Integralism went hand in hand with the centralization of authority in the Catholic Church most famously associated with the proclamation of the doctrine of papal infallibility by the First Vatican Council. Integralism was promoted by Pope St. Pius X, to some degree resisted by his successor Benedict XV, but then again embraced by Pius XI and Pius XII. Indeed, this support from the top down was practically necessary for integralism, advocating as it did for the strict adherence to the pronouncements of the pope, and, absent the given, shared framework of pre-modern faith, the authoritative guidance of the ordained priesthood in all aspects of Catholic life.
Since Vatican II, however, the popes have decisively abandoned integralism. Even though Pope St. John Paul II oversaw centralizing tendencies in the church and a crackdown on dissenting theology, he was nevertheless a pope of Vatican II who in significant ways repudiated integralism. The current pope, Francis, certainly demonstrates no sympathies for integralism. The same is by and large true of the worldwide episcopacy. A handful of Latin American bishops do demonstrate integralist tendencies, and although they may wield influence in their individual dioceses, they have been decisively marginalized in the broader church, for example, at the Latin American bishops’ conference in Aparecida in 2007.
This puts a revived integralism in a likely insuperable position. Apart from the practical difficulties of bringing their ideals to fruition without hierarchical support, contemporary integralists face the problem of advocating for a maximal stance toward papal and hierarchical authority at a time when they are in tension with, if not outright opposition to, the pastoral and theological lines of that very authority. In response to Modernism in the early twentieth century, integralism adopted an ahistorical attitude toward magisterial authority and tradition, admitting very little room for contextualization or doctrinal evolution. Yet today’s integralism has little choice but to recognize itself as one voice among many in the church, privileging one strand of tradition above others, seeking to influence a magisterium whose teaching must evolve if contemporary integralism is to gain greater purchase on Catholic life.
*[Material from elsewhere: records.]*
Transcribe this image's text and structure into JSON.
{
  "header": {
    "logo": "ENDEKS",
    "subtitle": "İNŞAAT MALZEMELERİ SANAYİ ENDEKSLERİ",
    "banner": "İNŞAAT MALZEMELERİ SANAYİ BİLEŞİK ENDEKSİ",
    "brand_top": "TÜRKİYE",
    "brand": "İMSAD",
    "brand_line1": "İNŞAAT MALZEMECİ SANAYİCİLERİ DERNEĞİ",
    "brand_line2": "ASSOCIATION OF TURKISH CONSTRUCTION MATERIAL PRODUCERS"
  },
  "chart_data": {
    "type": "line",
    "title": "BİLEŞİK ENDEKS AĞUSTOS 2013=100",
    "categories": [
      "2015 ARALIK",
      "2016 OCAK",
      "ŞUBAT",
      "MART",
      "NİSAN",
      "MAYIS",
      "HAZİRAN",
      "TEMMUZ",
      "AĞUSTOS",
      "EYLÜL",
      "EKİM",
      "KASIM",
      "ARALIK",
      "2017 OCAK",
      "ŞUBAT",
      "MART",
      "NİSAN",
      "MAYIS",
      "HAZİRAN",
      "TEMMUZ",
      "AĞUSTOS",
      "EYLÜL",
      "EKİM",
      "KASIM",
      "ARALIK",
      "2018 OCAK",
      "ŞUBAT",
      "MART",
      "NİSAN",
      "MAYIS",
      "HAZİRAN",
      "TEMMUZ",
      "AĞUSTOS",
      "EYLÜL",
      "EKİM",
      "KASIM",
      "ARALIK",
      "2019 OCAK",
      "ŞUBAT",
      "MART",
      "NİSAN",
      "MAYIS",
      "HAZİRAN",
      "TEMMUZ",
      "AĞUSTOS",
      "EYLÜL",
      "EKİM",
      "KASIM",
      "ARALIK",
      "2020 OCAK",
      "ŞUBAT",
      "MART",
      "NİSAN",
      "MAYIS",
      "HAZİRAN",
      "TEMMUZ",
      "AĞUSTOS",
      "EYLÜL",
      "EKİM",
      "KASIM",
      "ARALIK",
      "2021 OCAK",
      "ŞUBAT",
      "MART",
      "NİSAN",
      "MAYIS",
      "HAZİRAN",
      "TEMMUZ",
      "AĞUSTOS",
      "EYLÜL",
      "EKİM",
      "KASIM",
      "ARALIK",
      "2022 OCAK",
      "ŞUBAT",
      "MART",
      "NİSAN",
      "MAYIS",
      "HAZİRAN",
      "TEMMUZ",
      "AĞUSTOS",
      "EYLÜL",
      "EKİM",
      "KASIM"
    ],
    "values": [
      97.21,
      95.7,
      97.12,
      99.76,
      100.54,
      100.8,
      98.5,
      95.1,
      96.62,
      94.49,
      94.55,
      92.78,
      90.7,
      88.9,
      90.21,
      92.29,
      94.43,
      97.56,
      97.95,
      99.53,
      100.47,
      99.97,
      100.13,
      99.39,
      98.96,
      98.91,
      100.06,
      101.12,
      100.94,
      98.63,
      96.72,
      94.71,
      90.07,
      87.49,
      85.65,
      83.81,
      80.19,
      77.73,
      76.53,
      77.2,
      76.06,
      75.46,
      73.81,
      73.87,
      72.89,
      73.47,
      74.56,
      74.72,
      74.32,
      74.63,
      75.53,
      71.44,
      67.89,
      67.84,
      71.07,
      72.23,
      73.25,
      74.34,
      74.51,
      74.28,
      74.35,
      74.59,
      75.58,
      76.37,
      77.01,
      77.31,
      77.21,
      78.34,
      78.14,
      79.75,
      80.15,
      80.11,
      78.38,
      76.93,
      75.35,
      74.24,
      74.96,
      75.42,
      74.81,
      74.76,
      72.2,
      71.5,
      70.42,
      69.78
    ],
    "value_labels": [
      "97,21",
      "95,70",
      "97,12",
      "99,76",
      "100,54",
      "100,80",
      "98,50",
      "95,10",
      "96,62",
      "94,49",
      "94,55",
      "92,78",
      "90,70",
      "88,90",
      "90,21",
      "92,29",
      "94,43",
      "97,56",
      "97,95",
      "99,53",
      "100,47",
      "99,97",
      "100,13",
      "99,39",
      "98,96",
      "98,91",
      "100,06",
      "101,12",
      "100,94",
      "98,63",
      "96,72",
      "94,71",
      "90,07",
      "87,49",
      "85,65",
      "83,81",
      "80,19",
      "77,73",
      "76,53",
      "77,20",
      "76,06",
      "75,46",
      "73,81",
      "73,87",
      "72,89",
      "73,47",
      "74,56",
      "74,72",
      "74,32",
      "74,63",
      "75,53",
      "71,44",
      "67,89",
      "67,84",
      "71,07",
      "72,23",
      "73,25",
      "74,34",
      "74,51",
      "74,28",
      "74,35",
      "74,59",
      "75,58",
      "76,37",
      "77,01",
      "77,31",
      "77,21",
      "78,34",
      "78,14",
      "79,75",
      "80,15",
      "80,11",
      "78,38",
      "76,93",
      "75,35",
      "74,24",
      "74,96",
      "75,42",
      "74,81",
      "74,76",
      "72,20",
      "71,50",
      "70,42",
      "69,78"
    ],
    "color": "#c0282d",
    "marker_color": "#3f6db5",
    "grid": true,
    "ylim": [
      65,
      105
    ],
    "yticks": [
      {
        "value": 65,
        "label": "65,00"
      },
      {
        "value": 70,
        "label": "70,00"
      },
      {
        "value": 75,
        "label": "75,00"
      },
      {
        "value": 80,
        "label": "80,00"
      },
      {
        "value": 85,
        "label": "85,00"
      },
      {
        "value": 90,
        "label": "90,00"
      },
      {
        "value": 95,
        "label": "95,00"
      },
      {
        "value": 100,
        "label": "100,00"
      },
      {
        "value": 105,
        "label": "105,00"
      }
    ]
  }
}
Much more could be said, but I think it is clear that integralism as it exists today is in important respects quite different from the integralism of the early twentieth century. Inevitably shaped by its context, it is a postmodern integralism. As a theologian with one foot in the “radical” camp, and one in the “liberal,” broadly construed, I view the increasing influence of integralism with some concern. But I also believe that integralism’s likely inability to provide an adequate account for the conditions of its own existence in the postmodern context, as outlined above, puts it at a significant disadvantage compared to these other theological perspectives.
It’s a pet peeve, but–could someone show me a place in Yoder’s writings where he critiques liberalism as incompatible with Christianity?
Beyond the irony of (1) as stated, it seems problematic as well that any integralism won’t be state-supported (in the imaginable future). This is what seems problematic to me about Milbank’s project: it leaves the individual nothing to do; there is little or no ethic for the meantime. What is necessary is a rather complete system, and to achieve this, you need to have the sort of authority that can kill. You can’t simply have something like a Christian ethic of forgiving, lending, etc., that will eventually leaven society.